The amounts set out in the second increase this year will be recoverable from compensators where a claimant sustains personal injury on or after 2 October 2023 and receives hospital treatment and/or ambulance services. Accordingly, current case reserves will not be affected by this imminent change in the law.
Since its inception, the charges recoverable under the scheme have been uprated every April. However, on 2 October 2023, the Personal Injuries (NHS Charges) (Amounts) (Amendment) (No. 2) Regulations 2023 enter force in England & Wales and the Personal Injuries (NHS Charges) (Amounts) (Scotland) Amendment (No.2) Regulations 2023 enter force in Scotland.
The apparent justification for the first mid-term adjustment on record can be found within the (English) Explanatory Memorandum and (Scottish) Policy Note, which each confirm, respectively (emphasis added):
[7.4] … following the unusually high rate of inflation this year and specifically the higher agreed NHS pay settlement for wages for Hospital and Community Health Service staff, we are introducing a mid-year tariff uplift to address the significant gap between forecast and actual pay inflation.
3. The NHS charges are revised annually from 1 April to take account of Hospital and Community Health Services (HCHS) pay and price inflation. The last revision took effect from 1 April 2023, applying the estimate for HCHS inflation at that time of 2.8%. As a result of subsequent NHS pay deals the latest estimate for HCHS inflation is 5.3%.
4. This instrument increases the charges, with effect from 2 October 2023. This midyear tariff uplift addresses the significant gap between forecast and actual pay inflation.
In England & Wales, the new Schedule 1 to the Personal Injuries (NHS Charges) (Amounts) Regulations 2015 shall provide for recovery of the following sums:
|Injury on or after||Ambulance services, £||Out-patient, £||In-patient, £||Maximum, £|
|29th January 2007||159||505||620||37,100|
|1st April 2008||165||547||672||40,179|
|1st April 2009||171||566||695||41,545|
|1st April 2010||177||585||719||42,999|
|1st April 2011||181||600||737||44,056|
|1st April 2012||185||615||755||45,153|
|1st April 2013||189||627||770||46,046|
|1st April 2014||192||637||783||46,831|
|1st April 2015||195||647||796||47,569|
|1st April 2016||201||665||817||48,849|
|1st April 2017||205||678||833||49,824|
|1st April 2018||208||688||846||50,561|
|1st April 2019||219||725||891||53,278|
|1st April 2020||224||743||913||54,566|
|1st April 2021||225||744||915||54,682|
|1st April 2022||231||766||941||56,260|
|1st April 2023||238||788||968||57,892|
|2nd October 2023||243||806||991||59,248|
In Scotland, the new regulation 2Q to the Personal Injuries (NHS Charges) (Amounts) (Scotland) Regulations 2006 shall provide for recovery of the same charges:
(a) the sum of £243 for each occasion on which, as a result of such an injury, the injured person was provided with NHS ambulance services for the purpose of taking the injured person to a hospital for NHS treatment, and
(b) where the injured person received NHS treatment at a hospital in respect of the injury, if the injured person was—
(i) not admitted to hospital, the sum of £806, or
(ii) admitted to hospital, the sum of £991 for each day or part day of the admission.

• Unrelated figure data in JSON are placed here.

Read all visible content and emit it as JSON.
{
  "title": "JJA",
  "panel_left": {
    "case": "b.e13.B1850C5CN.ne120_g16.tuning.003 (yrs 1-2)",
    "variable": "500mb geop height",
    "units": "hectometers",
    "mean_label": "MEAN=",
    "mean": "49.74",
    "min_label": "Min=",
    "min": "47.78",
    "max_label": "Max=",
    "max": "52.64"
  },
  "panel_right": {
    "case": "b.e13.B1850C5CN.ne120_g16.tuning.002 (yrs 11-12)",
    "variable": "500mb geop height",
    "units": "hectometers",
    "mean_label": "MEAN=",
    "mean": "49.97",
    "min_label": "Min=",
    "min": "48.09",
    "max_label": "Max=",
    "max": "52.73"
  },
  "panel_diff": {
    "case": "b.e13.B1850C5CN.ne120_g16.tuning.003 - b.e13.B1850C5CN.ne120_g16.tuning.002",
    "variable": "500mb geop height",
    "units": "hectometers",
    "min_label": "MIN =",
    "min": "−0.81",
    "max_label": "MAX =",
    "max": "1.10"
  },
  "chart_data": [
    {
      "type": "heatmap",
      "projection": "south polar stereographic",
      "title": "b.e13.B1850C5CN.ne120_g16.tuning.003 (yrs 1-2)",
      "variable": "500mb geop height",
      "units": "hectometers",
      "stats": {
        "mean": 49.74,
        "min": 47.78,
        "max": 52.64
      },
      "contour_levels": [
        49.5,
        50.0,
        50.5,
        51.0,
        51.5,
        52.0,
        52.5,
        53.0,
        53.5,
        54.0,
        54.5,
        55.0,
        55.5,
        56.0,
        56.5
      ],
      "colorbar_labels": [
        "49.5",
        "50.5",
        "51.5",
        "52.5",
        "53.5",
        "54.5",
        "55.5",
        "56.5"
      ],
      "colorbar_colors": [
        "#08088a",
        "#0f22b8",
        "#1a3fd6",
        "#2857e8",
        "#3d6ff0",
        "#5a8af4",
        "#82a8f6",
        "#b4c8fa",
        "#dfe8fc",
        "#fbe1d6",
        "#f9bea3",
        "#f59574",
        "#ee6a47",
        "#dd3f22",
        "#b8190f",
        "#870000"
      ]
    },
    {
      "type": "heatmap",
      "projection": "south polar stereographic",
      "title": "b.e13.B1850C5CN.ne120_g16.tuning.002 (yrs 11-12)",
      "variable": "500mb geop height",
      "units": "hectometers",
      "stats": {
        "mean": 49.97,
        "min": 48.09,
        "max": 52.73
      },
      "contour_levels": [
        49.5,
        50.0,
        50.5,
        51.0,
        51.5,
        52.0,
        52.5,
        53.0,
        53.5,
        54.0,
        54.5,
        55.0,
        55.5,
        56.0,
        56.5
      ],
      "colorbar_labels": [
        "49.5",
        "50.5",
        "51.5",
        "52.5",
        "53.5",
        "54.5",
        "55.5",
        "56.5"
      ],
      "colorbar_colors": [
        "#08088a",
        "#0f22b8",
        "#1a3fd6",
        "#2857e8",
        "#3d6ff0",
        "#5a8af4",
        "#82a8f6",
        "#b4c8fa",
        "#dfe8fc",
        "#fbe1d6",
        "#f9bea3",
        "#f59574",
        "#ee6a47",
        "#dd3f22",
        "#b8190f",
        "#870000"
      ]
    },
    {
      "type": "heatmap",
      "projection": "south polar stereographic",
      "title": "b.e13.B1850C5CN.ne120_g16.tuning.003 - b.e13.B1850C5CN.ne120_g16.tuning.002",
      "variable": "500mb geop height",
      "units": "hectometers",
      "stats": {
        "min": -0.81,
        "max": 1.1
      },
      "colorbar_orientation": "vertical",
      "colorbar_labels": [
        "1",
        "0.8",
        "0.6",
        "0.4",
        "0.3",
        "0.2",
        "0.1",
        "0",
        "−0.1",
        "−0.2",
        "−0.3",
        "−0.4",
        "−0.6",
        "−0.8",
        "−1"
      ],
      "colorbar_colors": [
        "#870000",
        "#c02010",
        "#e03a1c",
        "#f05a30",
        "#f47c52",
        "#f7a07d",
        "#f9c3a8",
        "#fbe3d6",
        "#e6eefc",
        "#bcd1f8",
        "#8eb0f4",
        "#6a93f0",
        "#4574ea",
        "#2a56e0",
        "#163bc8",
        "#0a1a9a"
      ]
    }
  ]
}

(2) For the purposes of paragraph (1)(a), the reference to taking an injured person to a hospital includes taking that person from one hospital to another.
(3) Where the injured person was admitted to hospital on one day and discharged on another day, the day of the discharge is to be disregarded for the purpose of paragraph (1)(b)(ii).
(4) The amount which a certificate may specify under paragraph (1)(a) or (1)(b), or both, must not exceed £59,248 ("the maximum").
Note that the increased sums recoverable across Great Britain are identical for the English, Welsh and Scottish jurisdictions. The ostensible justification for this midyear uplift does not suggest that a bi-annual uplift is likely to become the norm; however, we will continue to closely monitor future developments across the domestic jurisdictions.